Extreme poverty, deep poverty, abject poverty, absolute poverty, destitution, or penury, was defined by the United Nations (UN) in its 1995 report of the World Summit for Social Development as "a condition characterized by severe deprivation of basic human needs, including food,-

-safe drinking water, sanitation facilities, health, shelter, education and information. It depends not only on income but also on access to services." Historically, other definitions have been proposed within the United Nations.

In 2018, extreme poverty widely refers to an income below the international poverty line of $1.90 per day (in 2011 prices, equivalent to $2.16 in 2019), set by the World Bank. In October 2015, the World Bank updated the international poverty line, a global absolute minimum, to $1.90 a day.  This is the equivalent of $1.00 a day in 1996 US prices, hence the widely used expression "living on less than a dollar a day". The vast majority of those in extreme poverty reside in south Asia, sub-Saharan Africa, the West Indies, East Asia, and the Pacific. As of 2018, it is estimated that the country with the most people living in extreme poverty is Nigeria, at 86 million.  

In the past, the vast majority of the world population lived in conditions of extreme poverty.  The percentage of the global population living in absolute poverty fell from over 80 per cent in 1800 to 20 per cent by 2015. According to United Nations estimates, in 2015 roughly 734 million people or 10 per cent remained under those conditions.[12] The number had previously been measured as 1.9 billion in 1990, and 1.2 billion in 2008. Despite the significant number of individuals still below the international poverty line, these figures represent significant progress for the international community, as they reflect a decrease of more than one billion people over 15 years.  

In public opinion surveys around the world, people surveyed tend to incorrectly think that extreme poverty has not decreased.  

The reduction of extreme poverty and hunger was the second Sustainable Development Goal (SDG 2), as set by the United Nations. Specifically, the target was to reduce the extreme poverty rate by half by 2015, a goal that was met five years ahead of schedule. In the Sustainable Development Goals, which succeeded the MDGs, the goal is to end extreme poverty in all its forms everywhere. With this declaration the international community, including the UN and the World Bank have adopted the target of ending extreme poverty by 2030.

According to the African Development Bank nearly 50 million Africans could be pushed into extreme poverty owing to the coronavirus pandemic.

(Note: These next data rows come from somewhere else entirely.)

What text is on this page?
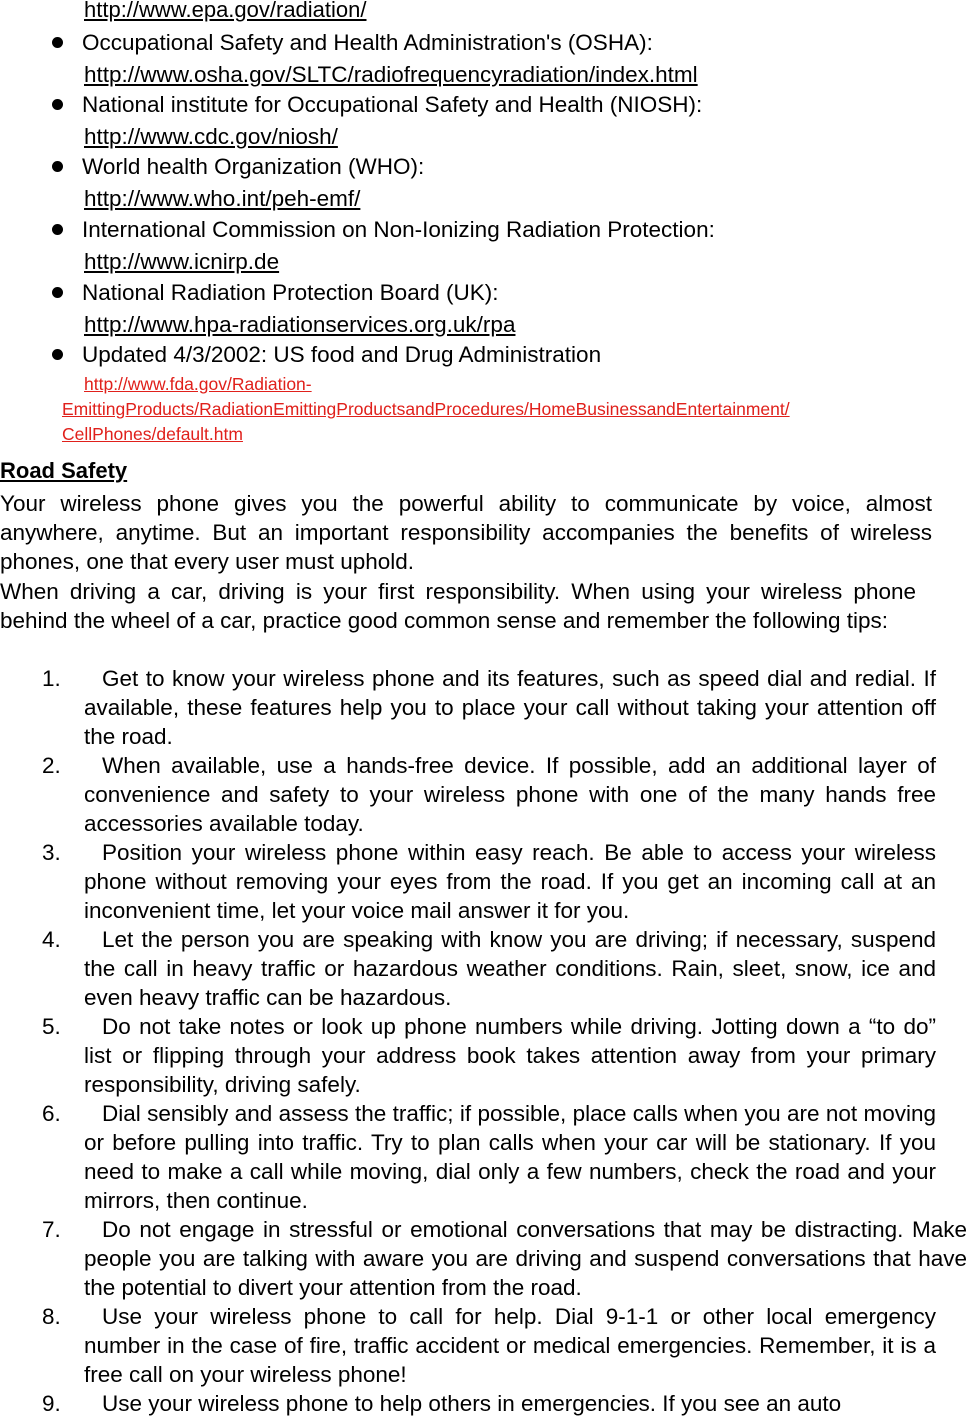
http://www.epa.gov/radiation/
Occupational Safety and Health Administration's (OSHA):
http://www.osha.gov/SLTC/radiofrequencyradiation/index.html
National institute for Occupational Safety and Health (NIOSH):
http://www.cdc.gov/niosh/
World health Organization (WHO):
http://www.who.int/peh-emf/
International Commission on Non-Ionizing Radiation Protection:
http://www.icnirp.de
National Radiation Protection Board (UK):
http://www.hpa-radiationservices.org.uk/rpa
Updated 4/3/2002: US food and Drug Administration
http://www.fda.gov/Radiation-
EmittingProducts/RadiationEmittingProductsandProcedures/HomeBusinessandEntertainment/
CellPhones/default.htm
Road Safety
Your wireless phone gives you the powerful ability to communicate by voice, almost anywhere, anytime. But an important responsibility accompanies the benefits of wireless phones, one that every user must uphold.
When driving a car, driving is your first responsibility. When using your wireless phone behind the wheel of a car, practice good common sense and remember the following tips:
1.	Get to know your wireless phone and its features, such as speed dial and redial. If available, these features help you to place your call without taking your attention off the road.
2.	When available, use a hands-free device. If possible, add an additional layer of convenience and safety to your wireless phone with one of the many hands free accessories available today.
3.	Position your wireless phone within easy reach. Be able to access your wireless phone without removing your eyes from the road. If you get an incoming call at an inconvenient time, let your voice mail answer it for you.
4.	Let the person you are speaking with know you are driving; if necessary, suspend the call in heavy traffic or hazardous weather conditions. Rain, sleet, snow, ice and even heavy traffic can be hazardous.
5.	Do not take notes or look up phone numbers while driving. Jotting down a “to do” list or flipping through your address book takes attention away from your primary responsibility, driving safely.
6.	Dial sensibly and assess the traffic; if possible, place calls when you are not moving or before pulling into traffic. Try to plan calls when your car will be stationary. If you need to make a call while moving, dial only a few numbers, check the road and your mirrors, then continue.
7.	Do not engage in stressful or emotional conversations that may be distracting. Make people you are talking with aware you are driving and suspend conversations that have the potential to divert your attention from the road.
8.	Use your wireless phone to call for help. Dial 9-1-1 or other local emergency number in the case of fire, traffic accident or medical emergencies. Remember, it is a free call on your wireless phone!
9.	Use your wireless phone to help others in emergencies. If you see an auto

West and Central Africa stand to be most hit by the economic slump. Nigeria, the continent’s most populous country, would see the greatest rise in poverty.

In the bank’s latest economic outlook, roughly a third of the continent was already expected to live below the international poverty line of 1.90 US dollars per day in 2020.

Health crisis and ensuing lockdowns have destroyed jobs, crippled incomes and devastated economies continent-wide.

With this in mind, the AfDB expects Africa to suffer a major recession, with GDP forecast to contract between 1.7 per cent and 3.4 per cent this year.

Furthermore, the institution says that between 24.6 and 30 million jobs would be lost this year due to the virus crisis.

Nevertheless, the bank noted that Africa’s economic growth could rebound in 2021, provided that governments manage the COVID-19 infection rate well.